Still the King: Kong: Skull Island
Hollywood’s current fascination is with “shared universes” in which multiple characters can carry their own franchise and team up for the occasional “special event” film. This trend is especially evident with superhero films, but the monsters are coming. Universal is currently developing new remakes of their classic monster movies, like The Mummy and Bride of Frankenstein, with an eye toward crossovers. Warner Brothers and Legendary Entertainment already rebooted Godzilla two years ago, and this Friday unleash Kong: Skull Island, the second phase of their buildup to a remake of Toho’s 1967 monster mash King Kong vs. Godzilla. A theme park attraction, “Skull Island: Reign of Kong,” opened at Universal Studios’ Islands of Adventure in Orlando over a year ago. The new picture, which owes much to wrestling, operates much like a theme park ride, with dazzling special effects delivered at a breathless pace and high decibel level.
The original 1933 King Kong, still the greatest giant monster movie ever produced, made moviegoers wait until the final five minutes to see the oversize ape, perched atop the Empire State Building, send a menacing bi-plane spinning to its destruction. In this new film, the equivalent burst of cathartic rage—amplified to 11—occurs approximately one-quarter of the way into the two-hour running time, when Kong spectacularly makes short work of a fleet of US Army helicopters invading his home turf, one of those mysterious uncharted islands peppering the South Pacific. Borrowing heavily from Coppola’sApocalypse Now arsenal, the sequence is a CG extravaganza and the film’s highlight. The remaining adventure follows the separated survivors of that attack as they attempt to reunite and escape the island, their efforts hampered by a hungry populace of giant creatures which also serve as Kong’s sparring partners, and a commanding officer (Samuel L. Jackson) determined to win a war of his own making. Soldiers and scientists are stomped, skewered, hurled, eaten and dismembered in mid-air, all to the accompaniment of a 1970s rock soundtrack reminding us the story is set at the close of the Vietnam War (just three years before Dino DeLaurentiis’s 1976 version).
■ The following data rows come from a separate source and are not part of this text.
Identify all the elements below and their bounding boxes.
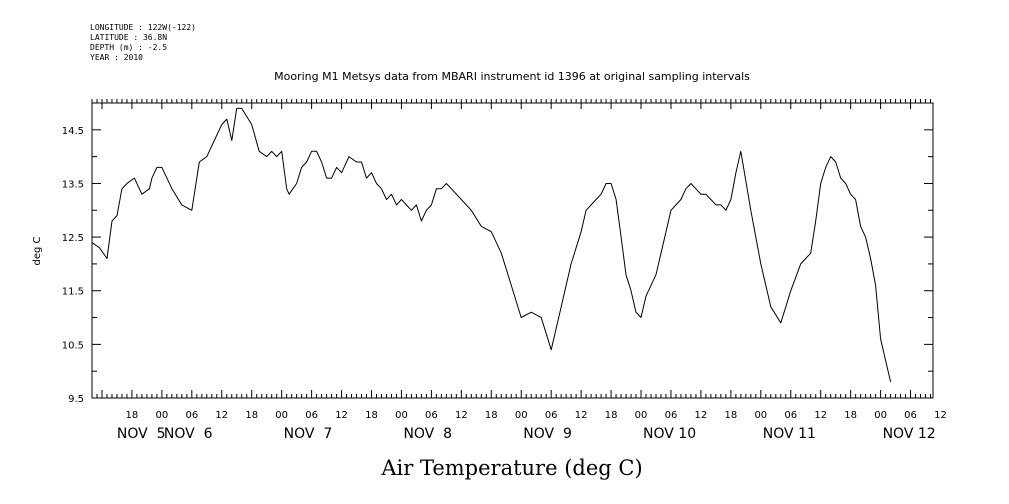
x-hour-label: 12	[335, 410, 348, 421]
x-hour-label: 00	[515, 410, 528, 421]
y-tick-label: 13.5	[62, 179, 84, 190]
x-hour-label: 18	[126, 410, 139, 421]
x-hour-label: 00	[156, 410, 169, 421]
y-axis: 14.5 13.5 12.5 11.5 10.5 9.5	[62, 102, 933, 405]
plot-frame	[91, 102, 934, 399]
x-hour-label: 18	[485, 410, 498, 421]
x-day-label: NOV 12	[883, 426, 936, 442]
x-day-label: NOV 6	[164, 426, 213, 442]
x-hour-label: 12	[215, 410, 228, 421]
x-hour-label: 18	[724, 410, 737, 421]
metadata-block: LONGITUDE : 122W(-122) LATITUDE : 36.8N …	[90, 23, 196, 62]
x-axis: 18 00 06 12 18 00 06 12 18 00 06 12 18 00 06 12 18 00 06 12…	[91, 99, 947, 442]
x-hour-label: 12	[695, 410, 708, 421]
x-hour-label: 18	[844, 410, 857, 421]
series-layer	[91, 107, 892, 383]
chart-title: Mooring M1 Metsys data from MBARI instru…	[274, 70, 750, 83]
y-tick-label: 9.5	[68, 394, 84, 405]
x-hour-label: 00	[635, 410, 648, 421]
longitude-text: LONGITUDE : 122W(-122)	[90, 23, 196, 32]
x-hour-label: 00	[874, 410, 887, 421]
x-hour-label: 12	[934, 410, 947, 421]
x-day-label: NOV 8	[403, 426, 452, 442]
latitude-text: LATITUDE : 36.8N	[90, 33, 167, 42]
x-hour-label: 00	[754, 410, 767, 421]
x-hour-label: 12	[455, 410, 468, 421]
y-axis-label: deg C	[32, 236, 43, 265]
x-hour-label: 12	[814, 410, 827, 421]
x-hour-label: 00	[395, 410, 408, 421]
y-tick-label: 10.5	[62, 340, 84, 351]
y-tick-label: 11.5	[62, 287, 84, 298]
year-text: YEAR : 2010	[90, 53, 143, 62]
x-hour-label: 06	[425, 410, 438, 421]
y-tick-label: 14.5	[62, 126, 84, 137]
x-day-label: NOV 10	[643, 426, 696, 442]
x-hour-label: 06	[904, 410, 917, 421]
x-axis-title: Air Temperature (deg C)	[380, 456, 642, 480]
x-hour-label: 18	[605, 410, 618, 421]
x-hour-label: 18	[245, 410, 258, 421]
x-hour-label: 06	[545, 410, 558, 421]
x-hour-label: 06	[305, 410, 318, 421]
x-day-label: NOV 7	[284, 426, 333, 442]
y-tick-label: 12.5	[62, 233, 84, 244]
depth-text: DEPTH (m) : -2.5	[90, 43, 167, 52]
x-hour-label: 00	[275, 410, 288, 421]
x-day-label: NOV 9	[523, 426, 572, 442]
x-day-label: NOV 11	[763, 426, 816, 442]
x-hour-label: 06	[185, 410, 198, 421]
x-day-label: NOV 5	[117, 426, 166, 442]
x-hour-label: 12	[575, 410, 588, 421]
x-hour-label: 06	[784, 410, 797, 421]
series-line-0	[91, 107, 892, 383]
x-hour-label: 06	[665, 410, 678, 421]
x-hour-label: 18	[365, 410, 378, 421]
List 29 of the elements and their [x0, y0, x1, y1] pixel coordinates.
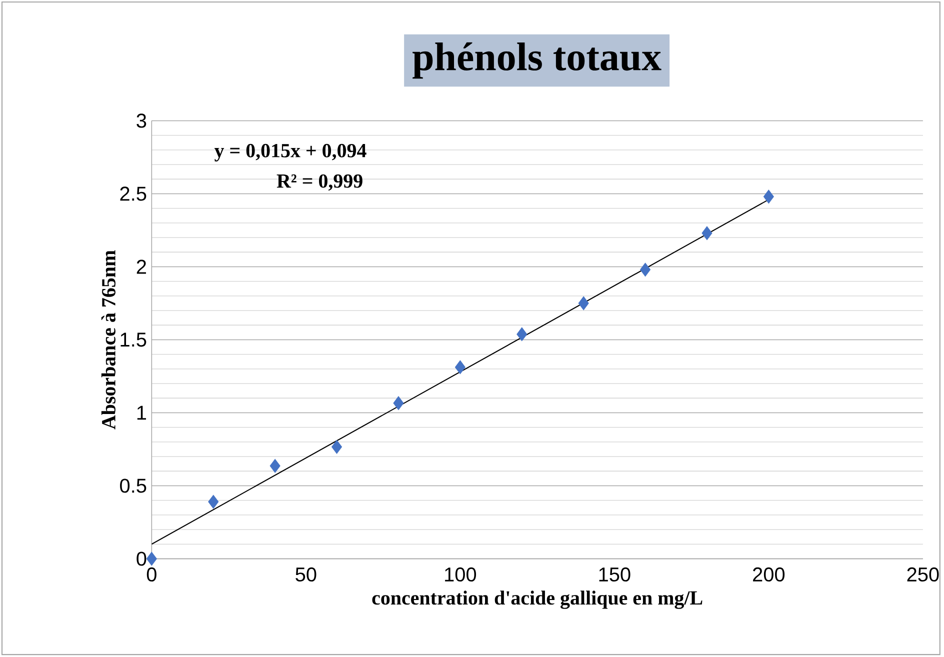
- point: [208, 495, 219, 509]
- point: [702, 226, 712, 240]
- point: [393, 396, 404, 410]
- y-tick-label: 3: [136, 114, 146, 128]
- point: [146, 552, 157, 566]
- x-tick-label: 100: [445, 568, 476, 582]
- x-tick-label: 250: [907, 568, 939, 582]
- y-tick-label: 0: [136, 552, 146, 566]
- x-axis-title: concentration d'acide gallique en mg/L: [372, 590, 702, 610]
- x-tick-label: 200: [753, 568, 785, 582]
- y-tick-label: 2: [136, 260, 146, 274]
- annotation: R² = 0,999: [276, 174, 362, 191]
- point: [578, 296, 589, 310]
- y-tick-label: 1: [137, 406, 146, 420]
- x-tick-label: 150: [599, 568, 630, 582]
- point: [270, 459, 280, 474]
- y-axis-title: Absorbance à 765nm: [101, 250, 116, 430]
- annotation: y = 0,015x + 0,094: [214, 144, 366, 162]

As leading man, Tom Hiddleston isn’t given anything to do beyond battle slimy monsters, and because the filmmakers abandoned the Beauty and the Beast allusions, Brie Larson’s “anti-war” photojournalist primarily gets to record him in action. John Goodman is the professional monster hunter with a secret agenda, and John C. Reilly earns laughs as a World War II pilot marooned decades earlier. Jackson’s furious anti-environment/indigenous life ideology provides Kong with a sense of righteous indignation. In the end, this film exists for Kong to prove who’s king, and the motion-capture effects are top-notch and superior to those in Peter Jackson’s more ambitious but bloated remake a dozen years ago. A post-end credits sequence (a staple of shared universe films) leaves no question as to where this is all heading.